Neste jogo de palavras e números o infinito nunca se atinge. Está sempre para além das nossas possibilidades finitas de seres humanos de decifrar os confins do transcendente, habitantes temporários dum ponto minúsculo no todo cósmico que nos abriga e absorve na sua incomensurável grandeza. A acreditar em Carl Sagan, haverá mais estrelas no céu do que grãos de areia em todas as praias do mundo. Uma asserção difícil de aceitar mas que os malabarismos matemáticos lá vão confirmando. Segundo os cálculos já efetuados, parece que existirão cerca de 5 a 10 vezes mais astros de plasma com luz própria em todas as galáxias do universo visível do que partículas de rochas degradadas arrastadas para as costas marítimas da terra. Só falta mesmo calcular o que fica para além do universo invisível desconhecido.

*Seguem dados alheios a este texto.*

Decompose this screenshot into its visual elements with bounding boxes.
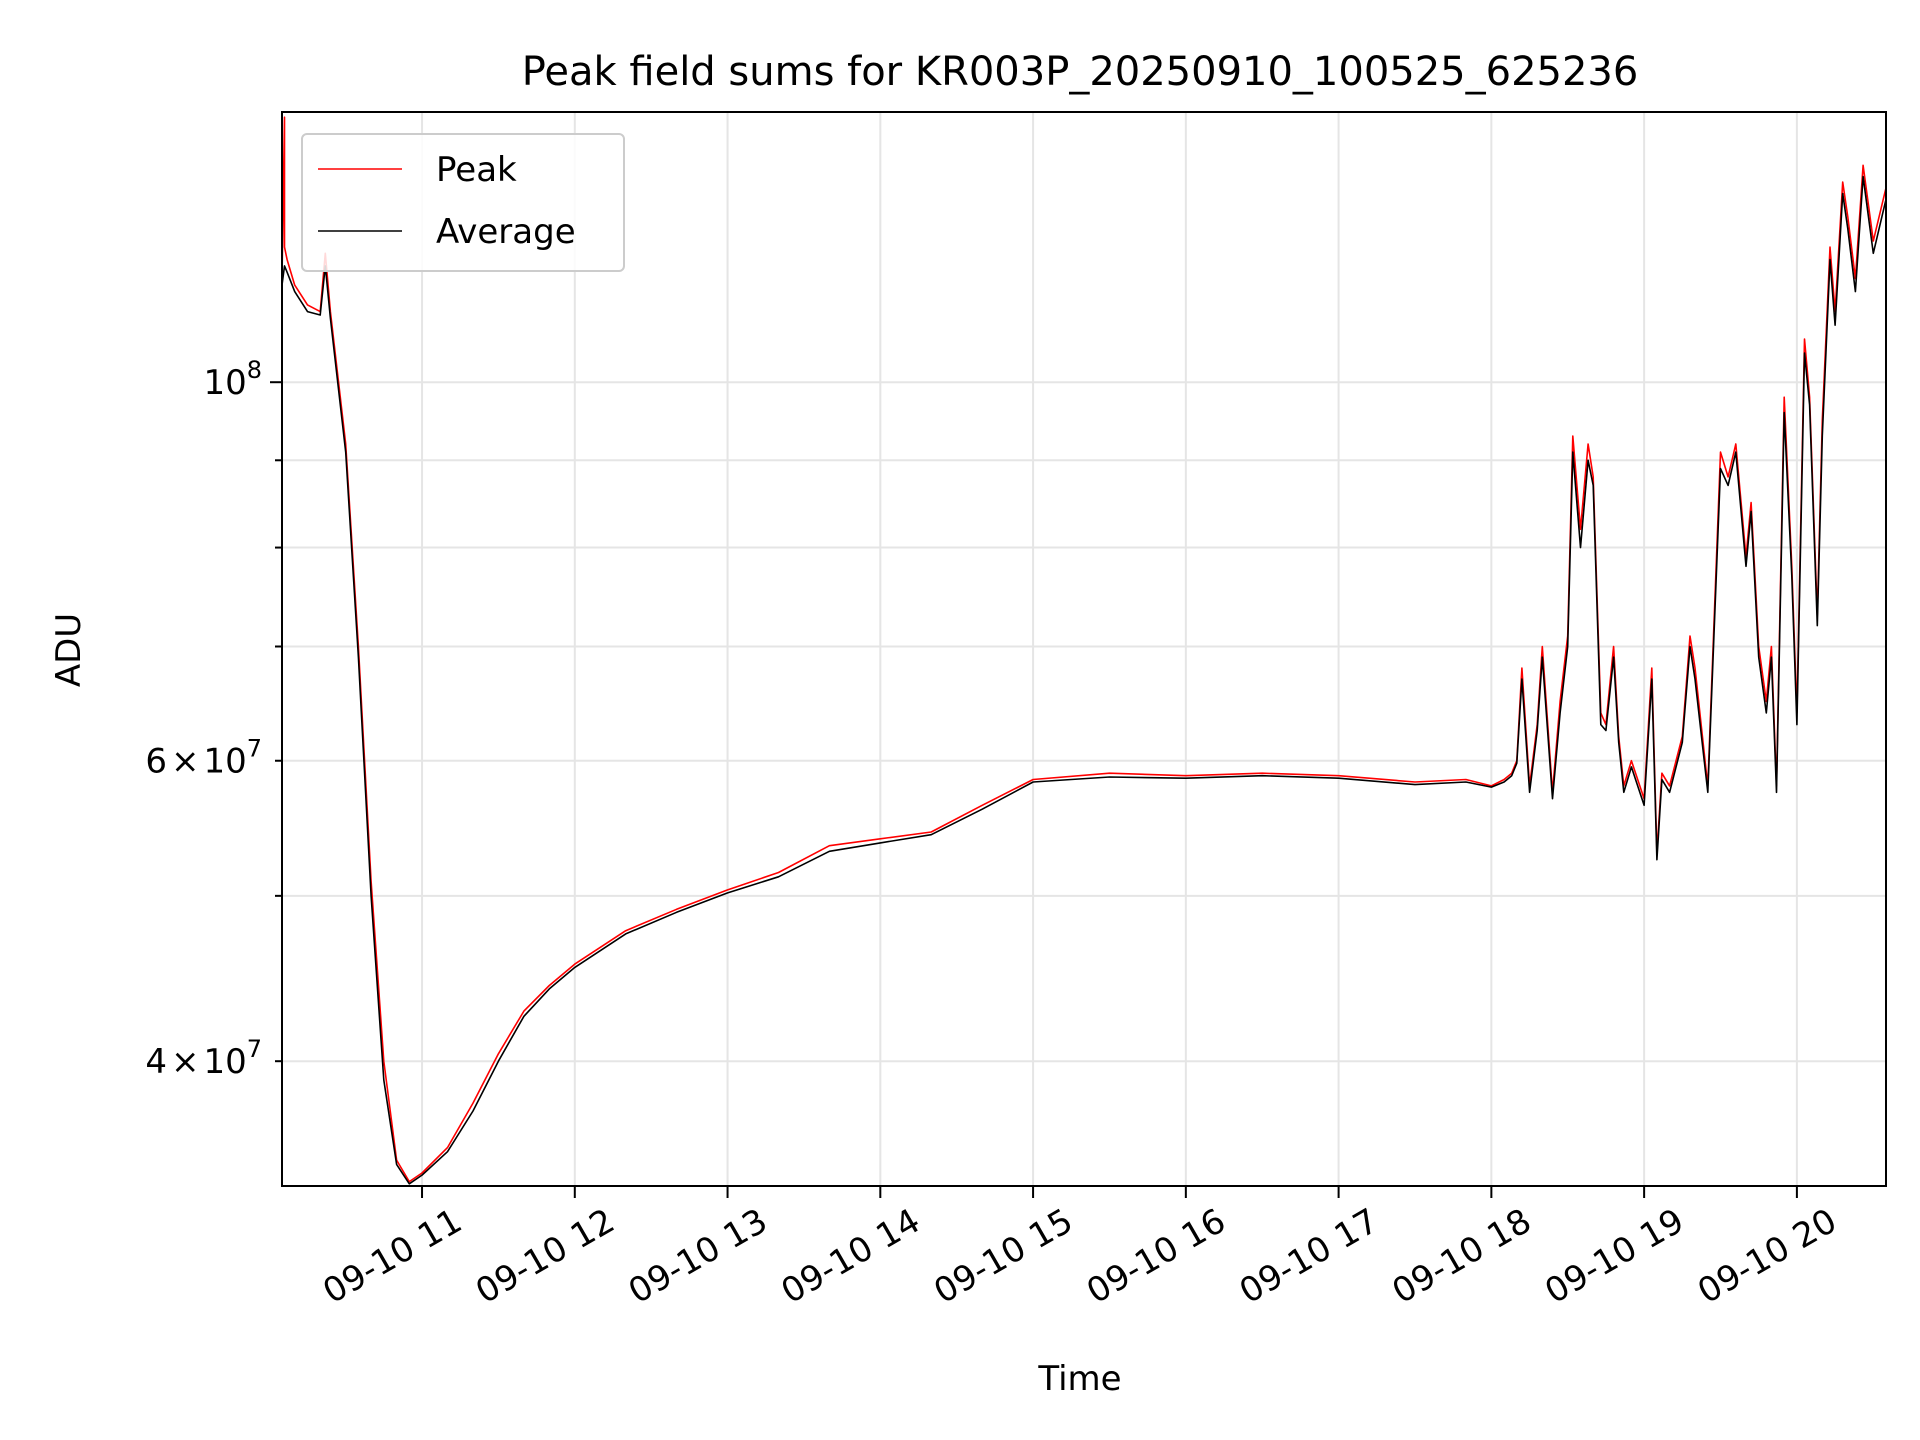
y-axis-label: ADU [49,613,89,687]
legend-label-average: Average [436,212,576,252]
y-tick-label: 4 × 107 [145,1035,262,1082]
grid [282,112,1886,1186]
x-axis-label: Time [1037,1359,1121,1399]
series-lines [282,116,1886,1185]
chart-title: Peak field sums for KR003P_20250910_1005… [522,49,1639,95]
legend-label-peak: Peak [436,150,517,190]
legend: Peak Average [301,133,625,272]
plot-frame [281,111,1887,1187]
series-line-average [282,175,1886,1185]
y-axis: 108 4 × 107 6 × 107 [145,356,282,1082]
y-tick-label: 6 × 107 [145,735,262,782]
y-tick-label: 108 [203,356,262,403]
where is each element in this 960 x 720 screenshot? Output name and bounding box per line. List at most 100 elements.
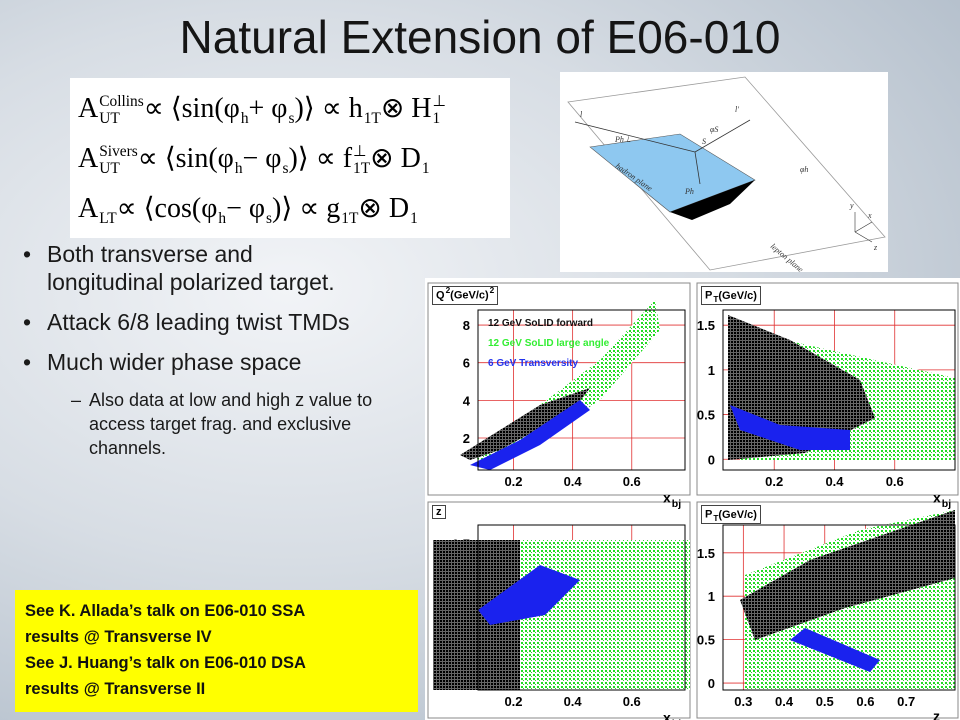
equations: A Collins UT ∝ ⟨sin(φ h + φ s)⟩ ∝ h 1T ⊗ H ⊥ 1 A… [70, 78, 510, 238]
superscript: Sivers [99, 143, 138, 161]
scripts: Collins UT [99, 93, 144, 127]
subscript: s [266, 209, 273, 227]
subscript: bj [671, 498, 682, 511]
x-tick-label: 0.7 [897, 694, 915, 709]
diagram-label: Ph [684, 187, 694, 196]
subscript: h [240, 109, 249, 127]
x-tick-label: 0.6 [886, 474, 904, 489]
subscript: 1T [363, 109, 381, 127]
diagram-label: Ph⊥ [614, 135, 631, 144]
math-text: ⊗ H [380, 93, 432, 124]
math-segment: A Collins UT [78, 84, 144, 134]
black-cloud [433, 540, 520, 690]
x-tick-label: 0.6 [856, 694, 874, 709]
math-text: z [933, 708, 940, 720]
legend-entry: 12 GeV SoLID large angle [488, 338, 610, 349]
bullet: Both transverse and longitudinal polariz… [15, 240, 355, 296]
y-tick-label: 2 [463, 431, 470, 446]
black-wedge [670, 180, 755, 220]
scripts: ⊥ 1 [433, 94, 446, 127]
subscript: h [234, 159, 243, 177]
black-cloud [460, 388, 590, 460]
plot-panel: 0.2 0.4 0.6 2 4 6 8 0.2 0.4 0.6 0 0.5 1 1.5 0.2 0.4 0.6 0… [425, 278, 960, 720]
y-tick-label: 1 [708, 363, 715, 378]
blue-cloud [470, 400, 590, 470]
math-segment: (GeV/c) [718, 509, 757, 521]
math-segment: z [436, 506, 442, 518]
math-segment: ⊗ H ⊥ 1 [381, 84, 446, 134]
diagram-label: lepton plane [769, 242, 806, 272]
diagram-label: S [702, 137, 706, 146]
superscript [341, 194, 358, 210]
legend-entry: 6 GeV Transversity [488, 358, 578, 369]
x-axis-label: xbj [663, 708, 681, 720]
y-tick-label: 1.5 [697, 318, 715, 333]
panel-frame [696, 282, 959, 496]
x-tick-label: 0.3 [734, 694, 752, 709]
black-cloud [740, 510, 955, 640]
superscript [422, 144, 430, 160]
math-segment: xbj [663, 708, 681, 720]
math-text: z [436, 506, 442, 518]
math-text: )⟩ ∝ h [294, 93, 363, 124]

O antes do Big Bang e o depois do Big Crunch continuam um mistério para todos nós. Vivemos entre dois infinitos de sentido diferente e com a mesma grandezaÉ que como sublinha António José Saraiva, «Por detrás de toda a origem há uma outra origem que falta conhecer. Depois do fim, mais outro fim». A impossibilidade de os explicar com dados reais leva-nos a recorrer aos mitos e a fazê-lo em termos imaginativos. Juntemos meia dúzia deles e entramos no campo sagrado das religiões. Saímos da objetividade da ciência e penetramos na subjetividade da metafísica. A ideia da presença eterna dum Deus senhor de todas as leis físicas que regem o Universo surge no horizonte. que, como realça Carl Sagam, faria pouco sentido prestar culto devoto às leis da gravidade. Seria no mínimo frustrante e seguramente inoperante.